L’échange entre l’humoriste Blanche Gardin et la rabbine Delphine Horvilleur illustre une tension croissante autour des débats sur l’antisémitisme et la critique d’Israël. Tout commence en juillet 2024, lorsque Gardin présente un sketch lors d’une soirée caritative en soutien à Gaza. Jouant sur l’ironie, elle tourne en dérision l’accusation d’antisémitisme systématiquement adressée aux critiques de la politique israélienne. Cette performance, qui visait à dénoncer un amalgame, a été perçue différemment par certains, alimentant la controverse.
Le 5 mars 2025, le site Akadem relance le débat en publiant une vidéo comparant Blanche Gardin à Dieudonné, humoriste connu pour ses provocations et ses condamnations pour antisémitisme. Trois jours plus tard, Delphine Horvilleur partage cette vidéo sur ses réseaux sociaux, attirant l’attention sur un discours qui, selon elle, nourrit une certaine désinhibition des propos antisémites sous couvert de critique politique.

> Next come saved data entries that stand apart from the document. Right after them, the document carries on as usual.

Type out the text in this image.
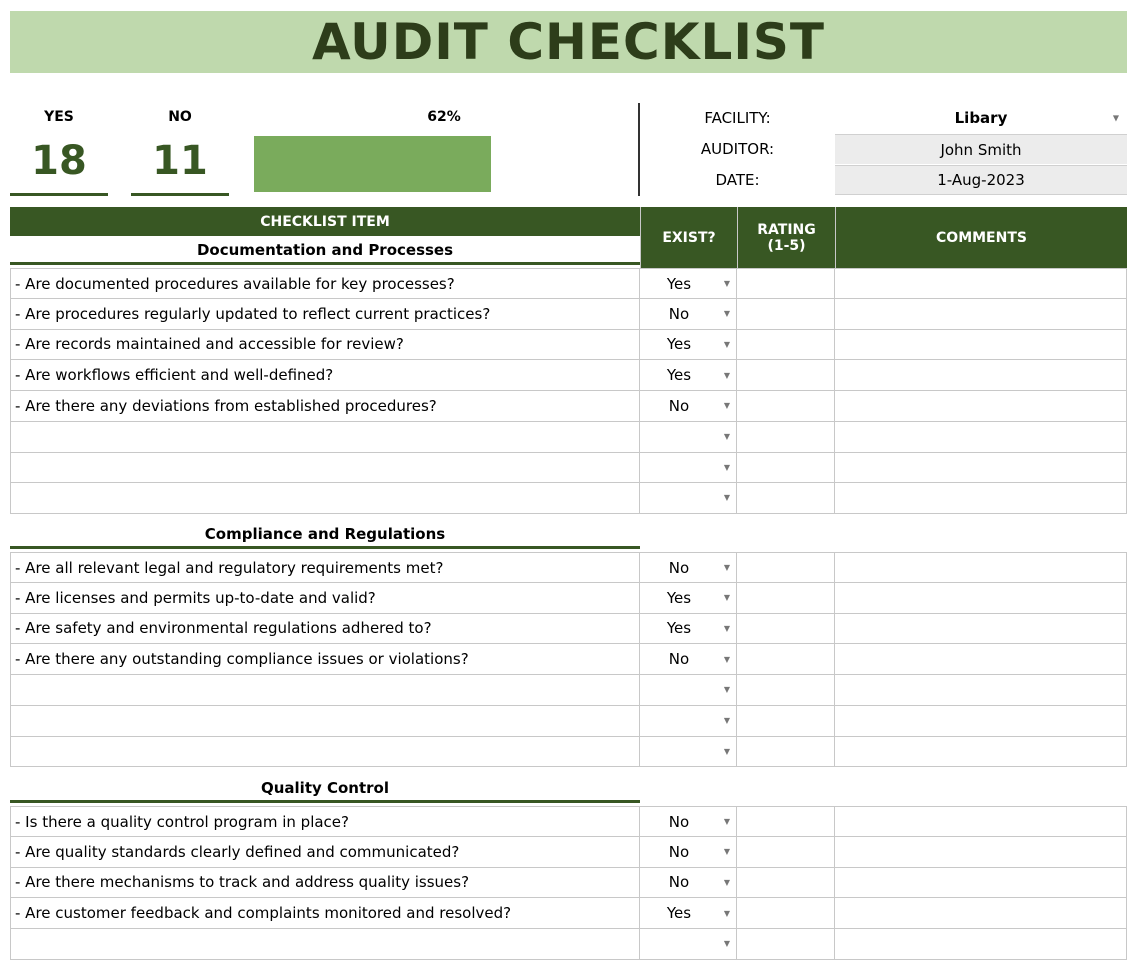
AUDIT CHECKLIST
YES
18
NO
11
62%	FACILITY:	Libary	▼
AUDITOR:	John Smith
DATE:	1-Aug-2023
CHECKLIST ITEM
EXIST?	RATING (1-5)	COMMENTS
Documentation and Processes
- Are documented procedures available for key processes?	Yes	▼
- Are procedures regularly updated to reflect current practices?	No	▼
- Are records maintained and accessible for review?	Yes	▼
- Are workflows efficient and well-defined?	Yes	▼
- Are there any deviations from established procedures?	No	▼
▼
▼
▼
Compliance and Regulations
- Are all relevant legal and regulatory requirements met?	No	▼
- Are licenses and permits up-to-date and valid?	Yes	▼
- Are safety and environmental regulations adhered to?	Yes	▼
- Are there any outstanding compliance issues or violations?	No	▼
▼
▼
▼
Quality Control
- Is there a quality control program in place?	No	▼
- Are quality standards clearly defined and communicated?	No	▼
- Are there mechanisms to track and address quality issues?	No	▼
- Are customer feedback and complaints monitored and resolved?	Yes	▼
▼
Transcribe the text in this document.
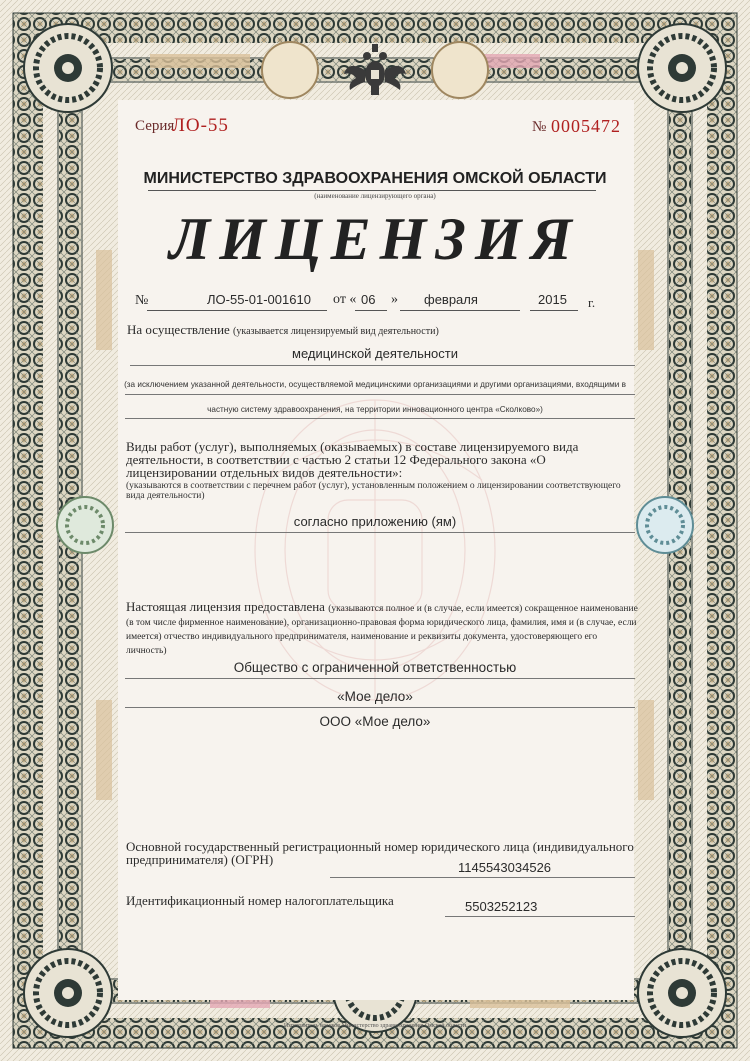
Серия
ЛО-55	№ 0005472
МИНИСТЕРСТВО ЗДРАВООХРАНЕНИЯ ОМСКОЙ ОБЛАСТИ
(наименование лицензирующего органа)
ЛИЦЕНЗИЯ
№	ЛО-55-01-001610 от « 06 » февраля	2015 г.
На осуществление (указывается лицензируемый вид деятельности)
медицинской деятельности
(за исключением указанной деятельности, осуществляемой медицинскими организациями и другими организациями, входящими в
частную систему здравоохранения, на территории инновационного центра «Сколково»)
Виды работ (услуг), выполняемых (оказываемых) в составе лицензируемого вида деятельности, в соответствии с частью 2 статьи 12 Федерального закона «О лицензировании отдельных видов деятельности»:
(указываются в соответствии с перечнем работ (услуг), установленным положением о лицензировании соответствующего вида деятельности)
согласно приложению (ям)
Настоящая лицензия предоставлена (указываются полное и (в случае, если имеется) сокращенное наименование (в том числе фирменное наименование), организационно-правовая форма юридического лица, фамилия, имя и (в случае, если имеется) отчество индивидуального предпринимателя, наименование и реквизиты документа, удостоверяющего его личность)
Общество с ограниченной ответственностью
«Мое дело»
ООО «Мое дело»
Основной государственный регистрационный номер юридического лица (индивидуального предпринимателя) (ОГРН)
1145543034526
Идентификационный номер налогоплательщика	5503252123
Изготовитель бланков Министерство здравоохранения Омской области
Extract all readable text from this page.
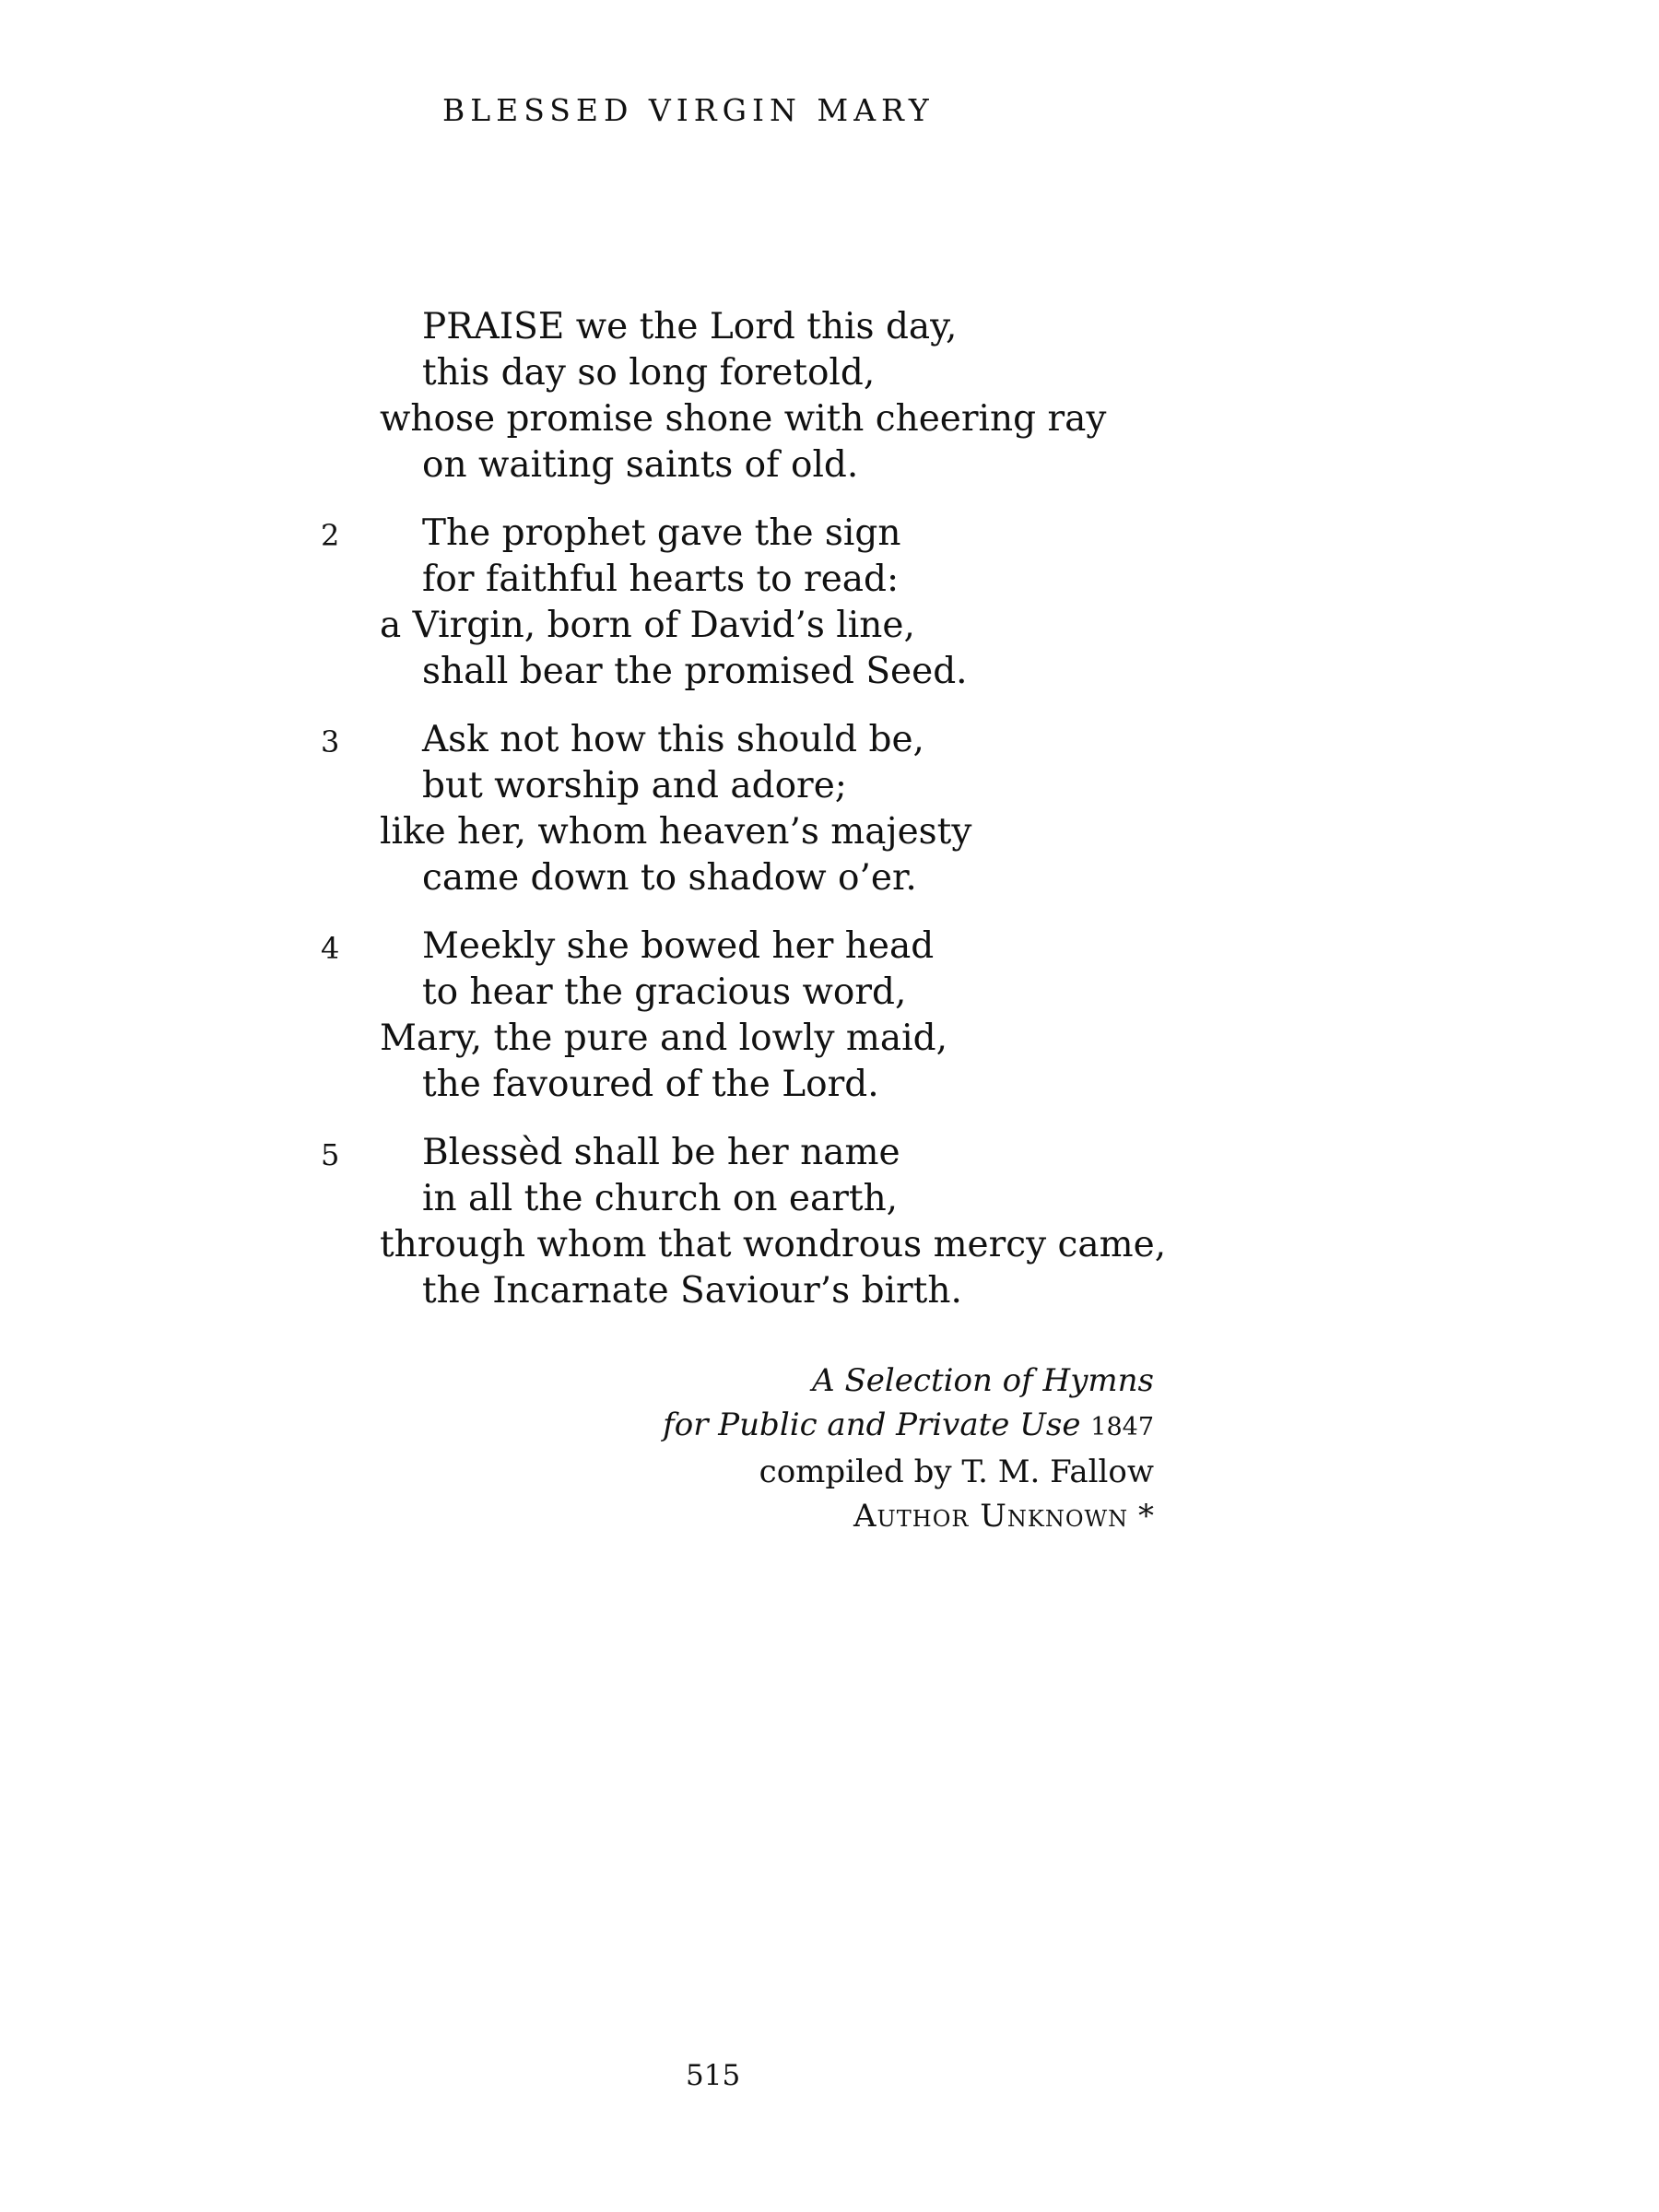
BLESSED VIRGIN MARY
PRAISE we the Lord this day,
this day so long foretold,
whose promise shone with cheering ray
on waiting saints of old.
2 The prophet gave the sign
for faithful hearts to read:
a Virgin, born of David’s line,
shall bear the promised Seed.
3 Ask not how this should be,
but worship and adore;
like her, whom heaven’s majesty
came down to shadow o’er.
4 Meekly she bowed her head
to hear the gracious word,
Mary, the pure and lowly maid,
the favoured of the Lord.
5 Blessèd shall be her name
in all the church on earth,
through whom that wondrous mercy came,
the Incarnate Saviour’s birth.
A Selection of Hymns
for Public and Private Use 1847
compiled by T. M. Fallow
Author Unknown *
515
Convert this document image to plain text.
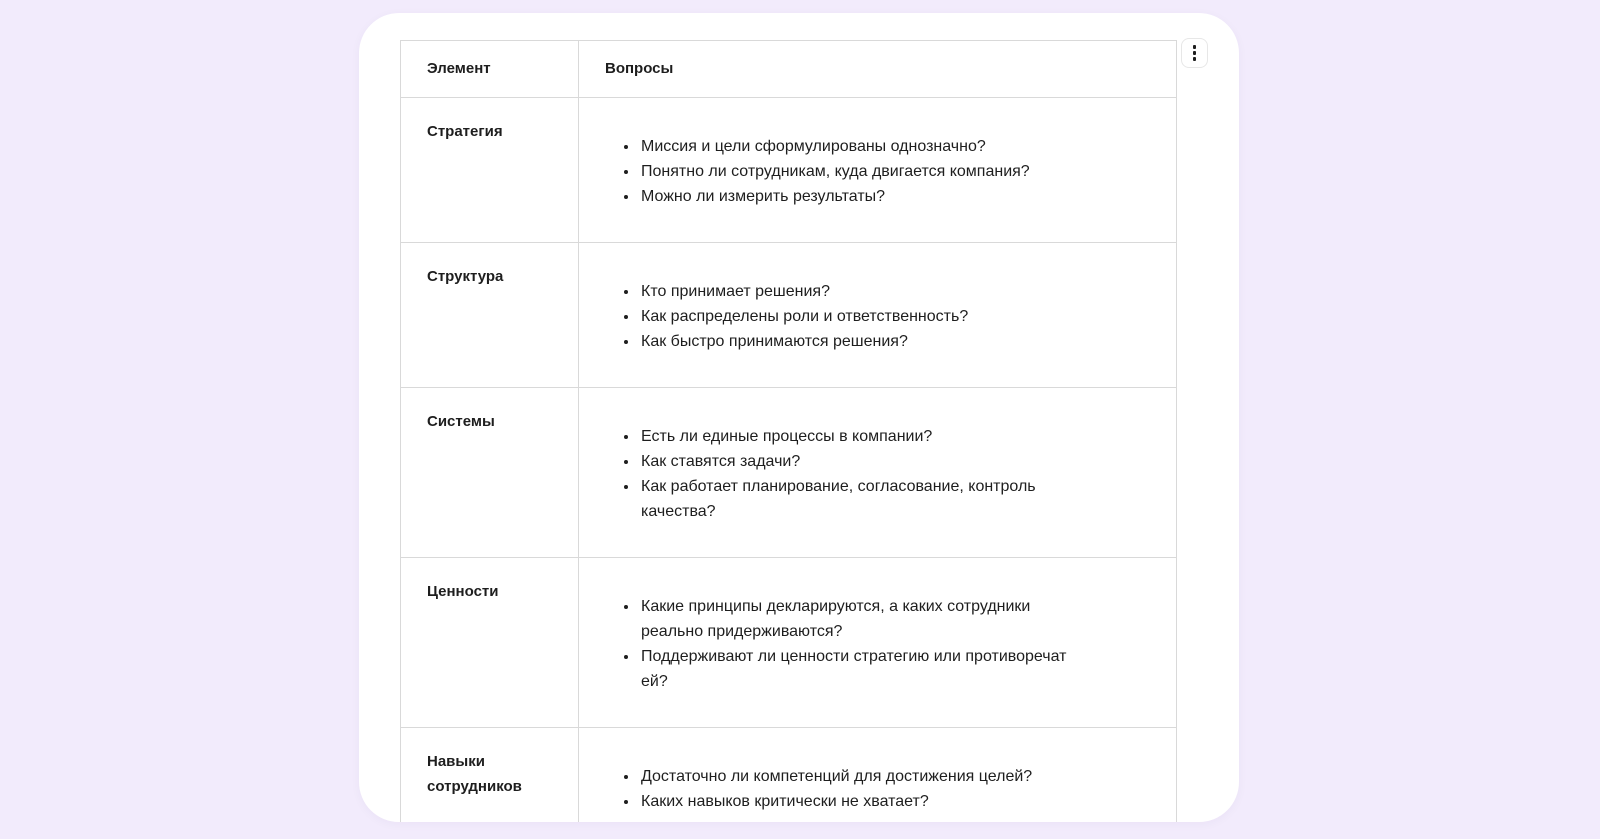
Элемент	Вопросы
Стратегия	
• Миссия и цели сформулированы однозначно?
• Понятно ли сотрудникам, куда двигается компания?
• Можно ли измерить результаты?

Структура	
• Кто принимает решения?
• Как распределены роли и ответственность?
• Как быстро принимаются решения?

Системы	
• Есть ли единые процессы в компании?
• Как ставятся задачи?
• Как работает планирование, согласование, контроль качества?

Ценности	
• Какие принципы декларируются, а каких сотрудники реально придерживаются?
• Поддерживают ли ценности стратегию или противоречат ей?

Навыки сотрудников	
• Достаточно ли компетенций для достижения целей?
• Каких навыков критически не хватает?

Se sentant diffamée, Blanche Gardin répond dans une longue lettre ouverte le 12 mars. Elle exprime sa douleur et son incompréhension face à ce qu’elle considère comme une attaque injustifiée, rappelant son éducation antiraciste et son rejet absolu de l’antisémitisme. Elle demande à la rabbine de retirer la vidéo, estimant que celle-ci alimente un procès d’intention et nuit à sa réputation.
Le 13 mars, Delphine Horvilleur lui répond avec fermeté, tout en conservant une pointe d’ironie. Elle ne remet pas en cause la sincérité de Gardin mais souligne que l’essentiel n’est pas de savoir si elle est antisémite ou non, mais plutôt de mesurer l’impact de ses paroles. Selon la rabbine, il est dangereux d’ignorer comment certaines prises de position peuvent être instrumentalisées pour banaliser des discours haineux. Elle rappelle que l’antisémitisme est une réalité en France et insiste sur la responsabilité des figures publiques dans le climat actuel.
Cette controverse soulève une question délicate : où se situe la frontière entre la liberté d’expression et la responsabilité dans le débat public ? Blanche Gardin défend son droit à la satire et à la critique, tandis que Delphine Horvilleur insiste sur la nécessité d’être conscient des effets de son discours, notamment à une époque où les tensions communautaires sont exacerbées. Au-delà de cette opposition, ce débat met en lumière les difficultés de traiter de sujets aussi sensibles sans provoquer de fractures profondes dans la société.